Meta scandals don’t bode well with CEO

When Mark Zuckerberg described the metaverse last year, he conjured an image of harmonious social connections in an immersive virtual world. But his company’s first iterations of the space have not been very harmonious.
Several women have reported incidents of harassment. I had several uncomfortable moments with male strangers on social apps run by both Meta Platforms Inc (formerly known as Facebook Inc) and Microsoft Corp.when I visited them in December.

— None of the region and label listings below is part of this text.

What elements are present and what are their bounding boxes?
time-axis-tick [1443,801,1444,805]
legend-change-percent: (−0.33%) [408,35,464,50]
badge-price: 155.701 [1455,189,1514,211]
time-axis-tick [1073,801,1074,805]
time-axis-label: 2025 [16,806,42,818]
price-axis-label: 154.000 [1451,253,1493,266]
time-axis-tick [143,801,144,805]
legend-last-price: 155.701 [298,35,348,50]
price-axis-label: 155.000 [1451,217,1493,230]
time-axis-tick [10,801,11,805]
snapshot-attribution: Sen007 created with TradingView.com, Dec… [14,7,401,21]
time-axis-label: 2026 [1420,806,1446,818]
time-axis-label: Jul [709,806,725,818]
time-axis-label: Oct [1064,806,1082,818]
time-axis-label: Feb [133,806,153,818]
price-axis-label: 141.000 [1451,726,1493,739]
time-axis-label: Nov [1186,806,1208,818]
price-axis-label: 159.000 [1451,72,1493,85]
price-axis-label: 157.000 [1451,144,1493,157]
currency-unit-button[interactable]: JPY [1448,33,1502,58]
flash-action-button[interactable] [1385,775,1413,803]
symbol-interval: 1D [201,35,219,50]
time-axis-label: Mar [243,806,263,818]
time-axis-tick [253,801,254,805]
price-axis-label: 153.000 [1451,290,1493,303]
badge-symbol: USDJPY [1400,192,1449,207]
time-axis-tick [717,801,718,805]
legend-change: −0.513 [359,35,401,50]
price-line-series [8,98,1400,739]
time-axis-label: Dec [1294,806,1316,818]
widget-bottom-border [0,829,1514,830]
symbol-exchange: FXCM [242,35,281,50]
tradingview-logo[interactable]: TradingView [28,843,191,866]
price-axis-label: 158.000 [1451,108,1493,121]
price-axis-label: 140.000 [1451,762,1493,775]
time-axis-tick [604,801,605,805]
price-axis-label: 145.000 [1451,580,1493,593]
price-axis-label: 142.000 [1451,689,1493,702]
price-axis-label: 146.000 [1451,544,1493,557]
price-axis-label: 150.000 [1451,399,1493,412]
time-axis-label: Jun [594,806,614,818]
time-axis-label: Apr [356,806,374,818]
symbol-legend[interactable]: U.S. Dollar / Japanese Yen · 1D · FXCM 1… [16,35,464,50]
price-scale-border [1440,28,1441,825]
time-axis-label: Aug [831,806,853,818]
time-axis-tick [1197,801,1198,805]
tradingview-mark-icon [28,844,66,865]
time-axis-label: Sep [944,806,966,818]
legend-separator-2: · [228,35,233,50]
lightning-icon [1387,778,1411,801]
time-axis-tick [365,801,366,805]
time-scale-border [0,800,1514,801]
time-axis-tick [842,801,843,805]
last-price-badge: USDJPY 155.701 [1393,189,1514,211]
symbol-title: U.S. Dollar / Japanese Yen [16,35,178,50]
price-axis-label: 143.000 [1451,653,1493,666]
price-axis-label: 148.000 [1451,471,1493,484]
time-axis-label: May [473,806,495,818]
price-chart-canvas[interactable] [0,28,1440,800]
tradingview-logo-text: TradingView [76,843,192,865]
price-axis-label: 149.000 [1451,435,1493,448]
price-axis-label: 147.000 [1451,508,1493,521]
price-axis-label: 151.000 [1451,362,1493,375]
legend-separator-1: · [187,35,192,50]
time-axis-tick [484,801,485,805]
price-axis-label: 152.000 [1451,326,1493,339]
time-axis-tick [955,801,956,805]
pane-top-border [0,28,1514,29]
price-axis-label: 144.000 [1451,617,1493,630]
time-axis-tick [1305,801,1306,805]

These are early days for the metaverse, but that’s precisely the problem. If safety isn’t baked early on into the design of a new social platform, it is much harder to secure down the line. Gaming firms like Riot Games Inc, the maker of League of Legends, for instance, have faced an uphill battle trying to rescue a virtual community from toxic behaviour.
Facebook also knows this problem well: It struggled to put the proverbial toothpaste back in the tube with Covid vaccine misinformation, as highlighted by a whistleblower last year. If the company had been faster to design a prompt asking users to stop and read certain links before sharing them, that might have limited anti-vax posts from going viral and costing lives.
It turns out Facebook has grappled internally with building safety features into its new metaverse services. In 2016, it released Oculus Rooms, an app where anyone with an Oculus headset could hang out in a virtual apartment with friends and family. Despite the cartoonish-looking avatars, meeting a friend in Rooms was a captivating experience. But the service was destined to remain niche, with so few people in possession of a headset. The way to encourage more growth was to bring together headset owners who didn’t know each other, according to Jim Purbrick, who was an engineering manager on Facebook’s VR products between 2017 and 2020.
In 2017, Facebook built Oculus Venues (now Horizon Venues), a virtual space where it would show films or professional sports games in the hope that visitors would mingle and make connections. It was a critical shift, strengthening the company’s ability to grow its new VR platform — but also opening it up to new risks.